English magician (1933–2012)

Alan Shaxon (28 December 1933 – 27 October 2012) was a British professional magician who was president of The Magic Circle. He specialised in cabaret performances and was billed as one of England's foremost magicians.

The Magic Circle gave Shaxon "The Maskelyne" award for services to British Magic. He appeared on television, cruised the world in cabaret on luxury liners, and entertained on four occasions at Buckingham Palace. He was a friend and confidant of magician and inventor Robert Harbin, and inherited many of Harbin's props after his death in 1978. Shaxon continued to perform a number of Harbin's illusions, including the "Blades of Opah II". Shaxon's signature effects included The Hydrostatic Glass, Confabulation, Thumb Tie, Aerial Fishing and the Human Gasometer.
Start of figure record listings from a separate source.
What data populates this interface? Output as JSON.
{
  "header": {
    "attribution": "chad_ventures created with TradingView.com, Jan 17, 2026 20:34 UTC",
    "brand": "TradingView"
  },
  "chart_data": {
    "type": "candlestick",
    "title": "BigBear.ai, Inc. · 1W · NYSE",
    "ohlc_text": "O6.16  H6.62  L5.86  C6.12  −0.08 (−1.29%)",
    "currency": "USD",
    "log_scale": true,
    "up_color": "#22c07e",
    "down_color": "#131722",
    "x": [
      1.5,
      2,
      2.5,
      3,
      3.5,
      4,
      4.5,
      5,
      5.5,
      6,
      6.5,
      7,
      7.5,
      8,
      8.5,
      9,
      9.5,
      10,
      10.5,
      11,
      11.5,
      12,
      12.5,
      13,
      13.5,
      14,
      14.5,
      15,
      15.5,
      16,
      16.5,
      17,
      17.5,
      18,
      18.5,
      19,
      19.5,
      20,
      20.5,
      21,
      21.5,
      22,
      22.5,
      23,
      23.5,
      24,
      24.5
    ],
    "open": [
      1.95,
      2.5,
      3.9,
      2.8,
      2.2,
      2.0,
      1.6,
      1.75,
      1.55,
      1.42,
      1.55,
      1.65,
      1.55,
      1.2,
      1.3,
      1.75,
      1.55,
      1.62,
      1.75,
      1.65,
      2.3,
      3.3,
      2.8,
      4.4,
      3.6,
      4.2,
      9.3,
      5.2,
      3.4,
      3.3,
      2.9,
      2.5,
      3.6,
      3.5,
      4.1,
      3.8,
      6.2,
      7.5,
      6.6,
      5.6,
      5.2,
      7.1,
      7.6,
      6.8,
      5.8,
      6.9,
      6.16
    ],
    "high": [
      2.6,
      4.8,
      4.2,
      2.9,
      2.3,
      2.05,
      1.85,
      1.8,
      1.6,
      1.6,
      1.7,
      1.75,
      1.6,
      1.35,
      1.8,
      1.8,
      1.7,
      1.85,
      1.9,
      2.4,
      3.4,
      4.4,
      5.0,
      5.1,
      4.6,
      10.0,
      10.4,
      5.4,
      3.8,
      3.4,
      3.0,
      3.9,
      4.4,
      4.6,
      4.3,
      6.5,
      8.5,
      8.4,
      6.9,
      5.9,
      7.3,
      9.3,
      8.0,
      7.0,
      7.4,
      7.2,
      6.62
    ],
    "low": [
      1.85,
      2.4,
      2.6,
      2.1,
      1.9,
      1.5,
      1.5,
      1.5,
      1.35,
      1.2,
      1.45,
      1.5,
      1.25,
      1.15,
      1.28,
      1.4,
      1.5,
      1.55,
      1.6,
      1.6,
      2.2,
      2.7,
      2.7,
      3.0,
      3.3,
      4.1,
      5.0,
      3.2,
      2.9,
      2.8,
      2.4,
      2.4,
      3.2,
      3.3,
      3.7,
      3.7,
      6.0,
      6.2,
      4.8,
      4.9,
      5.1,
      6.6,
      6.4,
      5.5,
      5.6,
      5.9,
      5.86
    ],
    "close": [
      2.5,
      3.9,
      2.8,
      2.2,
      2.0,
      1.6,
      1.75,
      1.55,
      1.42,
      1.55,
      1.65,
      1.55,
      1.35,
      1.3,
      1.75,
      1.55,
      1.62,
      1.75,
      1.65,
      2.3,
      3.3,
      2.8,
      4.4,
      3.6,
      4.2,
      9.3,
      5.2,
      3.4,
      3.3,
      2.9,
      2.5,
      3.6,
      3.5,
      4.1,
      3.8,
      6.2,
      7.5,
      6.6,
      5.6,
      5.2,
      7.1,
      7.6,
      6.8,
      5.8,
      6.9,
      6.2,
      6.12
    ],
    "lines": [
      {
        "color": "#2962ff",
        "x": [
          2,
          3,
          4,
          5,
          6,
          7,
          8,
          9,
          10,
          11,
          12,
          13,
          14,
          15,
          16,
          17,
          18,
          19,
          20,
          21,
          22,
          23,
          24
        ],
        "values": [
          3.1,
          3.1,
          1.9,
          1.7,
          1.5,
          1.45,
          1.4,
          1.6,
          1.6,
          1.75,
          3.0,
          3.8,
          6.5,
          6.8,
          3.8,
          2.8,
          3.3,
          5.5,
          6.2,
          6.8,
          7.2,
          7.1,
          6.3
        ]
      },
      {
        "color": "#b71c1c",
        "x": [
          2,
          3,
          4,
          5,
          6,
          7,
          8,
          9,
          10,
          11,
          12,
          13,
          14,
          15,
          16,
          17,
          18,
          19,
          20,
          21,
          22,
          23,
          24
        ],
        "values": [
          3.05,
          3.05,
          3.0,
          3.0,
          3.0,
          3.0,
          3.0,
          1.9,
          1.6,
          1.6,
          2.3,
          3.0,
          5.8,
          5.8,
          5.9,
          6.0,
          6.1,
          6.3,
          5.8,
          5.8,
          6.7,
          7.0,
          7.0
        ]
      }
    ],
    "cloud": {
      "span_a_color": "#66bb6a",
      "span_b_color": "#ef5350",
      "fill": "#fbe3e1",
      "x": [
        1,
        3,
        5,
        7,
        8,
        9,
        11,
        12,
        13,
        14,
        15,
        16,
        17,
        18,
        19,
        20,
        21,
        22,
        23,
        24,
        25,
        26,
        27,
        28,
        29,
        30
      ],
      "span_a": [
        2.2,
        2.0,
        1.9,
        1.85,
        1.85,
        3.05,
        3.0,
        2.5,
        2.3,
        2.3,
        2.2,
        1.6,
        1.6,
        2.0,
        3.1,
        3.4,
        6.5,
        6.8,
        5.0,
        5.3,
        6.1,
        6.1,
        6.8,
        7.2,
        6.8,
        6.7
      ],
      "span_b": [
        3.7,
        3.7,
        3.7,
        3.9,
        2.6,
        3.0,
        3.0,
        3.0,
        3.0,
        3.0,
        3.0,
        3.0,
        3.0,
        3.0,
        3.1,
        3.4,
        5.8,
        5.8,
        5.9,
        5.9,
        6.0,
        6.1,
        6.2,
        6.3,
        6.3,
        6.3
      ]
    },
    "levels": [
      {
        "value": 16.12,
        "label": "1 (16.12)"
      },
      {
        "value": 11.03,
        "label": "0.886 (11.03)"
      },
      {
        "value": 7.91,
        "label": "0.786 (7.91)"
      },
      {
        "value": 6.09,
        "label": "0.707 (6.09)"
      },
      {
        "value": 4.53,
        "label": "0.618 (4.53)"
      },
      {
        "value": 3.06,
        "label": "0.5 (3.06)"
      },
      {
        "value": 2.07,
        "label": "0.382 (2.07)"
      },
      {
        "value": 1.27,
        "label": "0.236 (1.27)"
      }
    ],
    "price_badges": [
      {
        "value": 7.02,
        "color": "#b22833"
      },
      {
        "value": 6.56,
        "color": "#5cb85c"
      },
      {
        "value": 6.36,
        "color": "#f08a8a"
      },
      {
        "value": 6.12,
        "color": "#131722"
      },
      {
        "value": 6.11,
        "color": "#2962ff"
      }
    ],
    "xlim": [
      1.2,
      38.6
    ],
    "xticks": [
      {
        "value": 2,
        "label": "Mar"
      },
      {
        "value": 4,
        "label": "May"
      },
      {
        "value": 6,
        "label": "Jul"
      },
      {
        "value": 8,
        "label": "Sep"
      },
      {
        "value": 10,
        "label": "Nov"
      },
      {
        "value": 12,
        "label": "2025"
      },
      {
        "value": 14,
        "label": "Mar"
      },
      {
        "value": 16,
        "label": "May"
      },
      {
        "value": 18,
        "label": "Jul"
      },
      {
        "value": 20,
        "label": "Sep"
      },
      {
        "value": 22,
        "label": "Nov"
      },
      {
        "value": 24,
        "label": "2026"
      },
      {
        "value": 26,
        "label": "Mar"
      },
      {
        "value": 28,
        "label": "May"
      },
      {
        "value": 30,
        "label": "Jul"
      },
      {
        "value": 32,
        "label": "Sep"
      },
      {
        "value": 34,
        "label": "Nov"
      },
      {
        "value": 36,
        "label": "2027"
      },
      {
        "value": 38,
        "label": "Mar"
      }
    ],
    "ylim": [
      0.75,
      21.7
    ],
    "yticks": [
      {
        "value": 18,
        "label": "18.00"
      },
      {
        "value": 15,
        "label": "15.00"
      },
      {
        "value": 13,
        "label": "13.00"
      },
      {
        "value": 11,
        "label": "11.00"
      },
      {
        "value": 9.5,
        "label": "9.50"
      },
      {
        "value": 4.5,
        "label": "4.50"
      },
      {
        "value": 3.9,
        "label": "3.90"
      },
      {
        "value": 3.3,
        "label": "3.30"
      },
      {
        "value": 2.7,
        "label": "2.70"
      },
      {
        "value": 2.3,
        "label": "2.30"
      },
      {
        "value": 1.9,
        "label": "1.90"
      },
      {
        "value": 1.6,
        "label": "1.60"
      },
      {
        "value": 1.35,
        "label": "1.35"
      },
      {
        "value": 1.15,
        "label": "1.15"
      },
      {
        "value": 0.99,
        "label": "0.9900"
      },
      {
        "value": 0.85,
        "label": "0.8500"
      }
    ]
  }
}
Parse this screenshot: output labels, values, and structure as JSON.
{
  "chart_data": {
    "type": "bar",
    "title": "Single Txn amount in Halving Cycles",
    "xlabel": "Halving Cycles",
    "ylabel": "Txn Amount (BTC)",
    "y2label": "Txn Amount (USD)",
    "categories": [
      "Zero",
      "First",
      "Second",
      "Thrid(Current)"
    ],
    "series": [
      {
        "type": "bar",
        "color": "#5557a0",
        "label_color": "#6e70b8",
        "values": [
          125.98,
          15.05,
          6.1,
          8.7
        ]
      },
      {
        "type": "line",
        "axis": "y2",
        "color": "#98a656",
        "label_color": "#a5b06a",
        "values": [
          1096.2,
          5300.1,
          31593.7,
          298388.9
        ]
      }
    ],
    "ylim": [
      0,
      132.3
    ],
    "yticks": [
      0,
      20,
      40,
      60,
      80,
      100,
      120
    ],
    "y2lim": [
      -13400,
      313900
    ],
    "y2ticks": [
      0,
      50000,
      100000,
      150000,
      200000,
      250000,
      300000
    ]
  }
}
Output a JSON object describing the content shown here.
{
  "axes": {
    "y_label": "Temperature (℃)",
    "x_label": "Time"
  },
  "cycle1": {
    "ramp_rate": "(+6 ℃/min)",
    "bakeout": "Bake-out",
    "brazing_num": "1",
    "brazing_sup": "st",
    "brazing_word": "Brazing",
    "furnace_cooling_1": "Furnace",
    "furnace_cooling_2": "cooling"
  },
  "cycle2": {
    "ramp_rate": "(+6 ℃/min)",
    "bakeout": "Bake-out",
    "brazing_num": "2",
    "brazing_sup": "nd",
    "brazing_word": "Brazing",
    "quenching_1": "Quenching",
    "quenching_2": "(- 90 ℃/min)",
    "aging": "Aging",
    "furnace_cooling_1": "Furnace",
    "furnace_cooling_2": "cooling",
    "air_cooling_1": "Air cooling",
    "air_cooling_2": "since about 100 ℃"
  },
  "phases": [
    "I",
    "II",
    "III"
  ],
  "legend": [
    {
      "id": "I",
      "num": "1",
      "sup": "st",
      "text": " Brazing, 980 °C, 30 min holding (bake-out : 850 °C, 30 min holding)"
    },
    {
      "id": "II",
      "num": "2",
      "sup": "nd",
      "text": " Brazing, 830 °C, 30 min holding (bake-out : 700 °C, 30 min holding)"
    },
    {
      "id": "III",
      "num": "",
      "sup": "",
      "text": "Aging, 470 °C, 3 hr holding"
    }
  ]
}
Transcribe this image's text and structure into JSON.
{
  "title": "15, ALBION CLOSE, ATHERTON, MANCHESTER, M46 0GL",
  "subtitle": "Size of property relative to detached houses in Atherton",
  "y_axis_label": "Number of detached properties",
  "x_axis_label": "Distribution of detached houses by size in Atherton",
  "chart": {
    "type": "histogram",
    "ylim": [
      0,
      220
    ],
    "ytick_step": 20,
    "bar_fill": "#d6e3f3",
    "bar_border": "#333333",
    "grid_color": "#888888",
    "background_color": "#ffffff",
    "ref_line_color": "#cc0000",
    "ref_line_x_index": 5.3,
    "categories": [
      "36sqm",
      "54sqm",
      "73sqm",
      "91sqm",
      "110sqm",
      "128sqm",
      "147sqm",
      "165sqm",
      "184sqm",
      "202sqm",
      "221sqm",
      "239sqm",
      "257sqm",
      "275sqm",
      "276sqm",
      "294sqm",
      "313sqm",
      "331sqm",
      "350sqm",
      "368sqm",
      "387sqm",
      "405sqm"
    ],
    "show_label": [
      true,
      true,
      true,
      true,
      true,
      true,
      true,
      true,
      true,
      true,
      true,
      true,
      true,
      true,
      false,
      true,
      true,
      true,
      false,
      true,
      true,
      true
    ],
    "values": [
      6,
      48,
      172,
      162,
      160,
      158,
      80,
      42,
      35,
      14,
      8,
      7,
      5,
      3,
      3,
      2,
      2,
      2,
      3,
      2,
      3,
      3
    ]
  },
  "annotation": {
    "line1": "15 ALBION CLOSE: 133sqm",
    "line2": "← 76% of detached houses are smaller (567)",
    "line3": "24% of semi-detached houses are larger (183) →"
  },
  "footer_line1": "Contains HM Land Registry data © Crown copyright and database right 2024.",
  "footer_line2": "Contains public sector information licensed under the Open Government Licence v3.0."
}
Shaxon appeared as a guest performer in Series 9 of The Paul Daniels Magic Show, airing in 1988. He appeared as the character "Eddie Spangle" in the 1991 Mr. Bean episode "Mr. Bean Goes to Town", starring Rowan Atkinson. In 1996 he taught Tom Cruise sleight of hand tricks for Mission: Impossible.

He wrote two books during his lifetime, My Kind of Magic (1970) and Practical Sorcery (1976). After he died, a draft manuscript for a third book was discovered, which was completed by Scott Penrose, President of The Magic Circle, and Steve Short. It had no working title, but when it was published in 2014 it was entitled The Sophisticated Sorcerer.

Shaxon died following a short illness on 27 October 2012, at the age of 78.